Po nieplanowanym zakończeniu koncertu na Przystanku Woodstock zespół Mando Diao wydał oświadczenie, w którym twierdzi, że Jerzy Owsiak wykazał się wobec niego agresją.

Szwedzka grupa Mando Diao, której koncert na Przystanku Woodstock został niespodziewanie przerwany po pięciu utworach, oskarża Jerzego Owsiaka o fizyczną agresję. W oświadczeniu skierowanym do fanów zespół opisuje sytuację, która miała miejsce w piątek po godzinie 3 w nocy.

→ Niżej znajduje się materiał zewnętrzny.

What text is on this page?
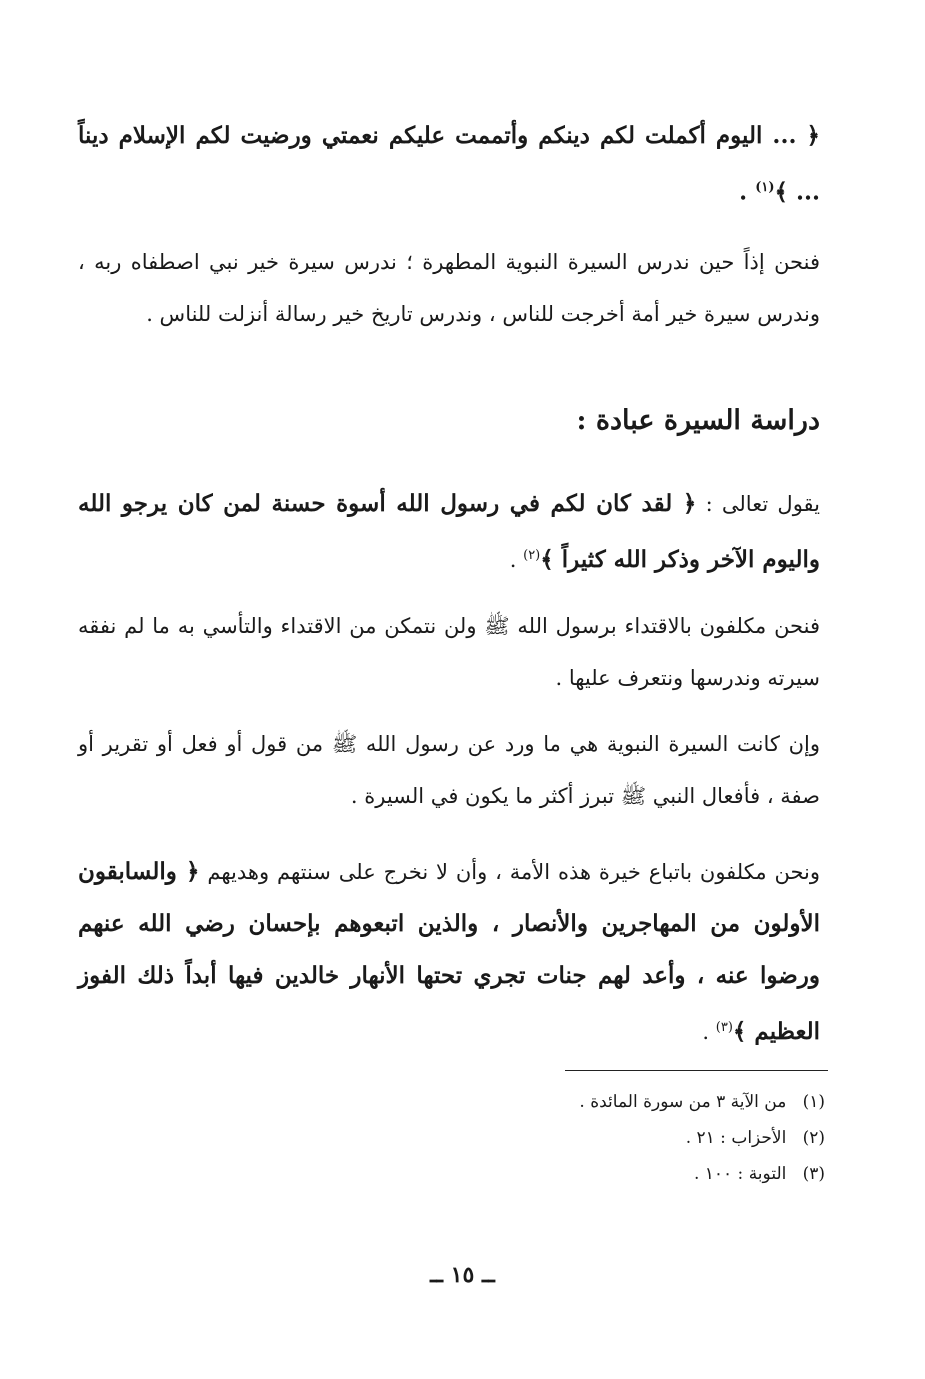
﴿ ... اليوم أكملت لكم دينكم وأتممت عليكم نعمتي ورضيت لكم الإسلام ديناً ... ﴾$^{(١)}$ .

فنحن إذاً حين ندرس السيرة النبوية المطهرة ؛ ندرس سيرة خير نبي اصطفاه ربه ، وندرس سيرة خير أمة أخرجت للناس ، وندرس تاريخ خير رسالة أنزلت للناس .

دراسة السيرة عبادة :

يقول تعالى : ﴿ لقد كان لكم في رسول الله أسوة حسنة لمن كان يرجو الله واليوم الآخر وذكر الله كثيراً ﴾$^{(٢)}$ .

فنحن مكلفون بالاقتداء برسول الله ﷺ ولن نتمكن من الاقتداء والتأسي به ما لم نفقه سيرته وندرسها ونتعرف عليها .

وإن كانت السيرة النبوية هي ما ورد عن رسول الله ﷺ من قول أو فعل أو تقرير أو صفة ، فأفعال النبي ﷺ تبرز أكثر ما يكون في السيرة .

ونحن مكلفون باتباع خيرة هذه الأمة ، وأن لا نخرج على سنتهم وهديهم ﴿ والسابقون الأولون من المهاجرين والأنصار ، والذين اتبعوهم بإحسان رضي الله عنهم ورضوا عنه ، وأعد لهم جنات تجري تحتها الأنهار خالدين فيها أبداً ذلك الفوز العظيم ﴾$^{(٣)}$ .

(١)   من الآية ٣ من سورة المائدة .

(٢)   الأحزاب : ٢١ .

(٣)   التوبة : ١٠٠ .

ــ ١٥ ــ
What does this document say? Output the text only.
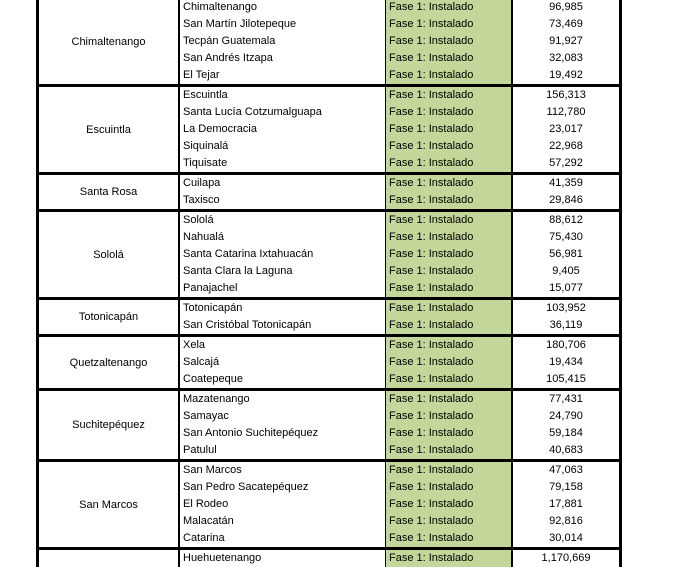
Chimaltenango
Chimaltenango	Fase 1: Instalado	96,985
San Martín Jilotepeque	Fase 1: Instalado	73,469
Tecpán Guatemala	Fase 1: Instalado	91,927
San Andrés Itzapa	Fase 1: Instalado	32,083
El Tejar	Fase 1: Instalado	19,492
Escuintla
Escuintla	Fase 1: Instalado	156,313
Santa Lucía Cotzumalguapa	Fase 1: Instalado	112,780
La Democracia	Fase 1: Instalado	23,017
Siquinalá	Fase 1: Instalado	22,968
Tiquisate	Fase 1: Instalado	57,292
Santa Rosa
Cuilapa	Fase 1: Instalado	41,359
Taxisco	Fase 1: Instalado	29,846
Sololá
Sololá	Fase 1: Instalado	88,612
Nahualá	Fase 1: Instalado	75,430
Santa Catarina Ixtahuacán	Fase 1: Instalado	56,981
Santa Clara la Laguna	Fase 1: Instalado	9,405
Panajachel	Fase 1: Instalado	15,077
Totonicapán
Totonicapán	Fase 1: Instalado	103,952
San Cristóbal Totonicapán	Fase 1: Instalado	36,119
Quetzaltenango
Xela	Fase 1: Instalado	180,706
Salcajá	Fase 1: Instalado	19,434
Coatepeque	Fase 1: Instalado	105,415
Suchitepéquez
Mazatenango	Fase 1: Instalado	77,431
Samayac	Fase 1: Instalado	24,790
San Antonio Suchitepéquez	Fase 1: Instalado	59,184
Patulul	Fase 1: Instalado	40,683
San Marcos
San Marcos	Fase 1: Instalado	47,063
San Pedro Sacatepéquez	Fase 1: Instalado	79,158
El Rodeo	Fase 1: Instalado	17,881
Malacatán	Fase 1: Instalado	92,816
Catarina	Fase 1: Instalado	30,014
Huehuetenango	Fase 1: Instalado	1,170,669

Nie doświadczyliśmy dotąd czegoś takiego. Przerwanie naszego show przez dyrektora festiwalu po tym jak zaczął fizyczny konflikt na scenie, jest nieakceptowalne. Wspieramy przesłanie pokoju, miłości i zrozumienia, ale po tym co się stało możemy tylko powiedzieć, że to wszystko to show i ego, agresja i kontrola są jedynymi rzeczami, którymi szefostwo organizacji jest [sic! – red.]. Bawiliśmy się dobrze, była wielka energia, spotkaliśmy wielkich ludzi i było tak wiele pozytywnego na festiwalu, że jest ciężko zrozumieć, że szefostwo festiwalu może się tak zachowywać. Nikt nie może atakować naszego personelu i ekipy. Nikt. Przepraszamy ludzi, którzy są zawiedzeni. Nie mogliśmy się doczekać grania w Polsce po tak długim czasie i to było gorzkie rozczarowanie. Oczekujemy, że festiwal przeprosi za swoje zachowanie, ponieważ my i fani czujemy się oszukani. – napisał zespół na Facebooku.

Jak pisze Gazeta Lubuska, wśród uczestników festiwalu rozgorzała dyskusja, co było powodem przerwania koncertu. Niektórzy twierdzą nawet, że w kulisach dużej sceny doszło do rękoczynów. – pisze gazeta.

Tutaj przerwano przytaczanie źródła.